Does copyright exist for the computed works?

This much we can say with certainty: Computers and networks are not legal persons and therefore cannot be the author of an original work and cannot be granted exclusive rights to “their” work. So when an AI system generates an artwork without human intervention, the question arises as to whether the AI developer owns the copyright to the computed works.

But then would we not also have to consider that the humans who created the billions of original images used by neural networks as training data might be able to assert rights to their own works in this new context? The law is currently unclear on this matter, and various jurisdictions in various countries can take different approaches.

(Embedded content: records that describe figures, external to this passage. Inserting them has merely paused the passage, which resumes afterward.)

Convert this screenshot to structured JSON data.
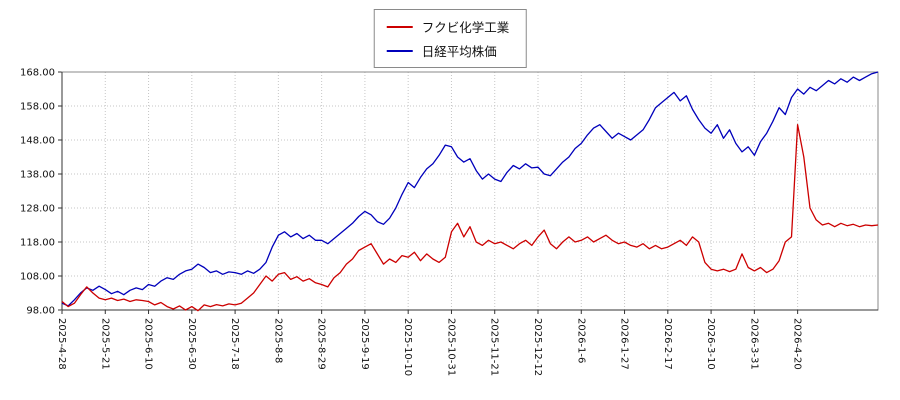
{
  "chart_data": {
    "type": "line",
    "title": "",
    "xlabel": "",
    "ylabel": "",
    "ylim": [
      98,
      168
    ],
    "grid": "dotted",
    "legend_position": "top-center",
    "y_ticks": [
      98,
      108,
      118,
      128,
      138,
      148,
      158,
      168
    ],
    "y_tick_labels": [
      "98.00",
      "108.00",
      "118.00",
      "128.00",
      "138.00",
      "148.00",
      "158.00",
      "168.00"
    ],
    "x_tick_labels": [
      "2025-4-28",
      "2025-5-21",
      "2025-6-10",
      "2025-6-30",
      "2025-7-18",
      "2025-8-8",
      "2025-8-29",
      "2025-9-19",
      "2025-10-10",
      "2025-10-31",
      "2025-11-21",
      "2025-12-12",
      "2026-1-6",
      "2026-1-27",
      "2026-2-17",
      "2026-3-10",
      "2026-3-31",
      "2026-4-20"
    ],
    "points_per_tick": 7,
    "series": [
      {
        "name": "フクビ化学工業",
        "color": "#cc0000",
        "values": [
          100.5,
          99.0,
          100.0,
          102.5,
          104.8,
          103.0,
          101.5,
          101.0,
          101.5,
          100.8,
          101.2,
          100.5,
          101.0,
          100.8,
          100.5,
          99.5,
          100.2,
          99.0,
          98.3,
          99.2,
          98.0,
          99.0,
          97.8,
          99.5,
          99.0,
          99.6,
          99.2,
          99.8,
          99.5,
          100.0,
          101.5,
          103.0,
          105.5,
          108.0,
          106.5,
          108.5,
          109.0,
          107.0,
          107.8,
          106.5,
          107.2,
          106.0,
          105.5,
          104.8,
          107.5,
          109.0,
          111.5,
          113.0,
          115.5,
          116.5,
          117.5,
          114.5,
          111.5,
          113.0,
          112.0,
          114.0,
          113.5,
          115.0,
          112.5,
          114.5,
          113.0,
          112.0,
          113.5,
          121.0,
          123.5,
          119.5,
          122.5,
          118.0,
          117.0,
          118.5,
          117.5,
          118.0,
          117.0,
          116.0,
          117.5,
          118.5,
          117.0,
          119.5,
          121.5,
          117.5,
          116.0,
          118.0,
          119.5,
          118.0,
          118.5,
          119.5,
          118.0,
          119.0,
          120.0,
          118.5,
          117.5,
          118.0,
          117.0,
          116.5,
          117.5,
          116.0,
          117.0,
          116.0,
          116.5,
          117.5,
          118.5,
          117.0,
          119.5,
          118.0,
          112.0,
          110.0,
          109.5,
          110.0,
          109.3,
          110.0,
          114.5,
          110.5,
          109.5,
          110.5,
          109.0,
          110.0,
          112.5,
          118.0,
          119.5,
          152.5,
          143.0,
          128.0,
          124.5,
          123.0,
          123.5,
          122.5,
          123.5,
          122.8,
          123.2,
          122.5,
          123.0,
          122.8,
          123.0
        ]
      },
      {
        "name": "日経平均株価",
        "color": "#0000bb",
        "values": [
          100.0,
          99.2,
          101.0,
          103.0,
          104.5,
          103.8,
          105.0,
          104.0,
          102.8,
          103.5,
          102.5,
          103.8,
          104.5,
          104.0,
          105.5,
          105.0,
          106.5,
          107.5,
          107.0,
          108.5,
          109.5,
          110.0,
          111.5,
          110.5,
          109.0,
          109.5,
          108.5,
          109.2,
          109.0,
          108.5,
          109.5,
          108.8,
          110.0,
          112.0,
          116.5,
          120.0,
          121.0,
          119.5,
          120.5,
          119.0,
          120.0,
          118.5,
          118.5,
          117.5,
          119.0,
          120.5,
          122.0,
          123.5,
          125.5,
          127.0,
          126.0,
          124.0,
          123.2,
          125.0,
          128.0,
          132.0,
          135.5,
          134.0,
          137.0,
          139.5,
          141.0,
          143.5,
          146.5,
          146.0,
          143.0,
          141.5,
          142.5,
          139.0,
          136.5,
          138.0,
          136.5,
          135.8,
          138.5,
          140.5,
          139.5,
          141.0,
          139.8,
          140.0,
          138.0,
          137.5,
          139.5,
          141.5,
          143.0,
          145.5,
          147.0,
          149.5,
          151.5,
          152.5,
          150.5,
          148.5,
          150.0,
          149.0,
          148.0,
          149.5,
          151.0,
          154.0,
          157.5,
          159.0,
          160.5,
          162.0,
          159.5,
          161.0,
          157.0,
          154.0,
          151.5,
          150.0,
          152.5,
          148.5,
          151.0,
          147.0,
          144.5,
          146.0,
          143.5,
          147.5,
          150.0,
          153.5,
          157.5,
          155.5,
          160.5,
          163.0,
          161.5,
          163.5,
          162.5,
          164.0,
          165.5,
          164.5,
          166.0,
          165.0,
          166.5,
          165.5,
          166.5,
          167.5,
          168.0
        ]
      }
    ]
  }
}
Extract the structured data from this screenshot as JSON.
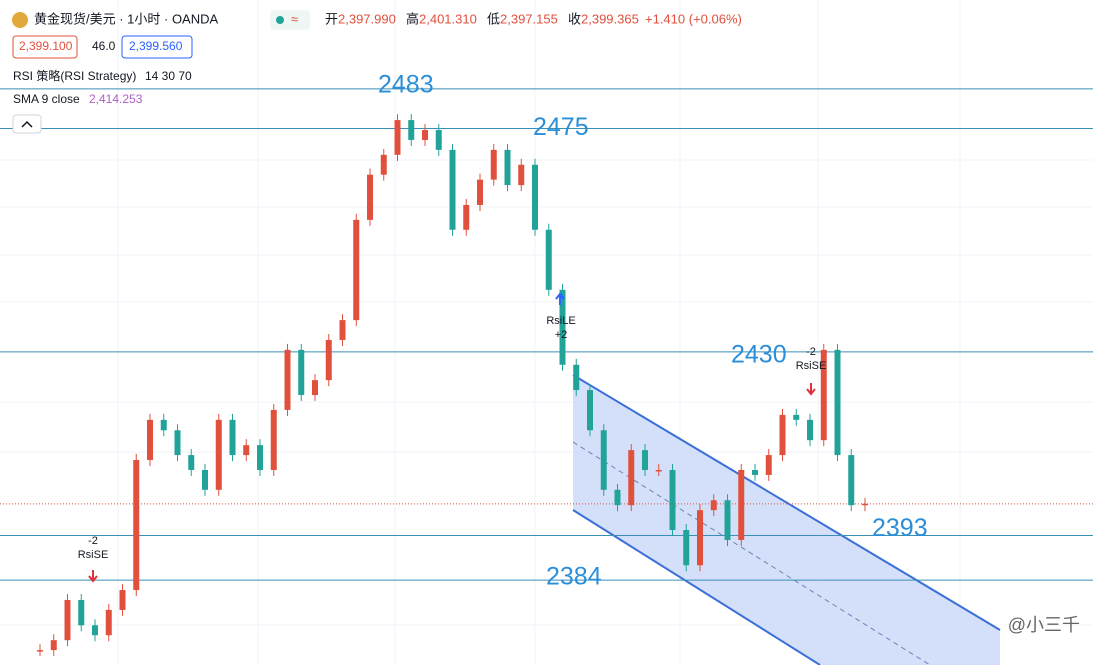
{
  "header": {
    "title": "黄金现货/美元 · 1小时 · OANDA",
    "status_icon": "≈",
    "ohlc": [
      {
        "name": "开",
        "label": "2,397.990"
      },
      {
        "name": "高",
        "label": "2,401.310"
      },
      {
        "name": "低",
        "label": "2,397.155"
      },
      {
        "name": "收",
        "value": 2399.365,
        "label": "2,399.365"
      }
    ],
    "change": "+1.410 (+0.06%)",
    "sell_price": "2,399.100",
    "spread": "46.0",
    "buy_price": "2,399.560",
    "indicators": [
      {
        "name": "RSI 策略(RSI Strategy)",
        "params": "14 30 70"
      },
      {
        "name": "SMA 9 close",
        "params": "2,414.253"
      }
    ]
  },
  "chart": {
    "ylim": [
      2366.9,
      2500.9
    ],
    "levels": [
      2483,
      2475,
      2430,
      2393,
      2384
    ],
    "closes": [
      2369.9,
      2371.9,
      2380.0,
      2374.9,
      2372.9,
      2378.0,
      2382.0,
      2408.2,
      2416.3,
      2414.2,
      2409.2,
      2406.2,
      2402.2,
      2416.3,
      2409.2,
      2411.2,
      2406.2,
      2418.3,
      2430.4,
      2421.3,
      2424.3,
      2432.4,
      2436.4,
      2456.6,
      2465.7,
      2469.7,
      2476.7,
      2472.7,
      2474.7,
      2470.7,
      2454.6,
      2459.6,
      2464.7,
      2470.7,
      2463.6,
      2467.7,
      2454.6,
      2442.5,
      2427.4,
      2422.3,
      2414.2,
      2402.2,
      2399.1,
      2410.2,
      2406.2,
      2406.2,
      2394.1,
      2387.0,
      2398.1,
      2400.1,
      2392.1,
      2406.2,
      2405.2,
      2409.2,
      2417.3,
      2416.3,
      2412.2,
      2430.4,
      2409.2,
      2399.1,
      2399.4
    ],
    "signals": [
      {
        "tag": "-2",
        "name": "RsiSE"
      },
      {
        "tag": "+2",
        "name": "RsiLE"
      },
      {
        "tag": "-2",
        "name": "RsiSE"
      }
    ]
  },
  "watermark": "@小三千"
}
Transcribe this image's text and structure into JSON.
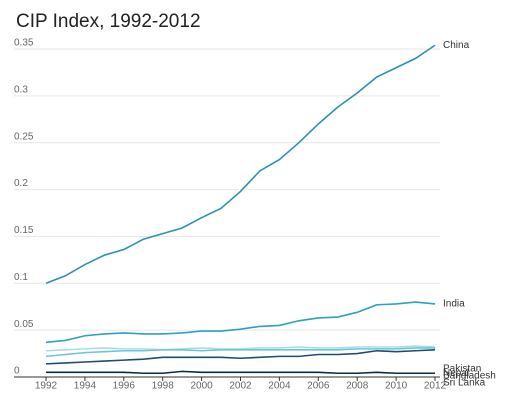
{
  "chart_data": {
    "type": "line",
    "title": "CIP Index, 1992-2012",
    "x": [
      1992,
      1993,
      1994,
      1995,
      1996,
      1997,
      1998,
      1999,
      2000,
      2001,
      2002,
      2003,
      2004,
      2005,
      2006,
      2007,
      2008,
      2009,
      2010,
      2011,
      2012
    ],
    "xlim": [
      1992,
      2012
    ],
    "xticks": [
      1992,
      1994,
      1996,
      1998,
      2000,
      2002,
      2004,
      2006,
      2008,
      2010,
      2012
    ],
    "ylim": [
      0,
      0.35
    ],
    "yticks": [
      0,
      0.05,
      0.1,
      0.15,
      0.2,
      0.25,
      0.3,
      0.35
    ],
    "grid": true,
    "series": [
      {
        "name": "China",
        "color": "#2a93b0",
        "values": [
          0.1,
          0.108,
          0.12,
          0.13,
          0.136,
          0.147,
          0.153,
          0.159,
          0.17,
          0.18,
          0.198,
          0.22,
          0.232,
          0.25,
          0.27,
          0.288,
          0.303,
          0.32,
          0.33,
          0.34,
          0.354
        ]
      },
      {
        "name": "India",
        "color": "#2aa2c4",
        "values": [
          0.037,
          0.039,
          0.044,
          0.046,
          0.047,
          0.046,
          0.046,
          0.047,
          0.049,
          0.049,
          0.051,
          0.054,
          0.055,
          0.06,
          0.063,
          0.064,
          0.069,
          0.077,
          0.078,
          0.08,
          0.078
        ]
      },
      {
        "name": "Pakistan",
        "color": "#a8dde8",
        "values": [
          0.028,
          0.029,
          0.03,
          0.031,
          0.03,
          0.03,
          0.029,
          0.03,
          0.031,
          0.03,
          0.03,
          0.031,
          0.031,
          0.032,
          0.031,
          0.031,
          0.032,
          0.032,
          0.032,
          0.033,
          0.032
        ]
      },
      {
        "name": "Bangladesh",
        "color": "#6cc4d8",
        "values": [
          0.022,
          0.024,
          0.026,
          0.027,
          0.028,
          0.028,
          0.029,
          0.029,
          0.028,
          0.029,
          0.029,
          0.029,
          0.029,
          0.029,
          0.029,
          0.029,
          0.03,
          0.03,
          0.03,
          0.031,
          0.031
        ]
      },
      {
        "name": "Sri Lanka",
        "color": "#1b4f72",
        "values": [
          0.014,
          0.015,
          0.016,
          0.017,
          0.018,
          0.019,
          0.021,
          0.021,
          0.021,
          0.021,
          0.02,
          0.021,
          0.022,
          0.022,
          0.024,
          0.024,
          0.025,
          0.028,
          0.027,
          0.028,
          0.029
        ]
      },
      {
        "name": "Nepal",
        "color": "#0d2b3e",
        "values": [
          0.005,
          0.005,
          0.005,
          0.005,
          0.005,
          0.004,
          0.004,
          0.006,
          0.005,
          0.005,
          0.005,
          0.005,
          0.005,
          0.005,
          0.005,
          0.004,
          0.004,
          0.005,
          0.004,
          0.004,
          0.004
        ]
      }
    ]
  }
}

Precisely because none of these legal questions can be answered satisfactorily at present, Ommer boils them down to pragmatics, to what can actually be said. “I don’t want to transform the computer into an automatic artist and make artists unemployed or anything like that. The goal is just to make computers a more powerful tool for implementing human creativity.”

In that case, however, have humans just delegated their creativity to machines, letting them do what people are unable to? Ommer replies: “Beuys once said that the human being is the real artist, because humans are the only self-determining beings and thus the sovereigns par excellence. That chimes strongly with my way of thinking. I’d like to have a machine that does what I say, but that is not self-determining. This is where I see the creativity and artistic nature of humans remaining untouched. There is still plenty of space in which we humans can view ourselves as special vis-à-vis the machine. Artificial intelligence will not push us off our throne.”

Text: Bernd Graff

Björn Ommer in the server room | © Fabian Helmich / LMU

Prof. Dr. Björn Ommer is Chair of AI for Computer Vision and Digital Humanities / the Arts at LMU and heads the Computer Vision & Learning Group (CompVis). Born in 1981, Ommer studied computer science with a minor in physics at the University of Bonn. Having completed a doctorate in computer science at ETH Zurich, he worked as a postdoc at the University of California, Berkeley. From 2009 Ommer was a professor at Heidelberg University, where was also co-director of the Interdisciplinary Center for Scientific Computing, before joining the faculty of LMU in 2021.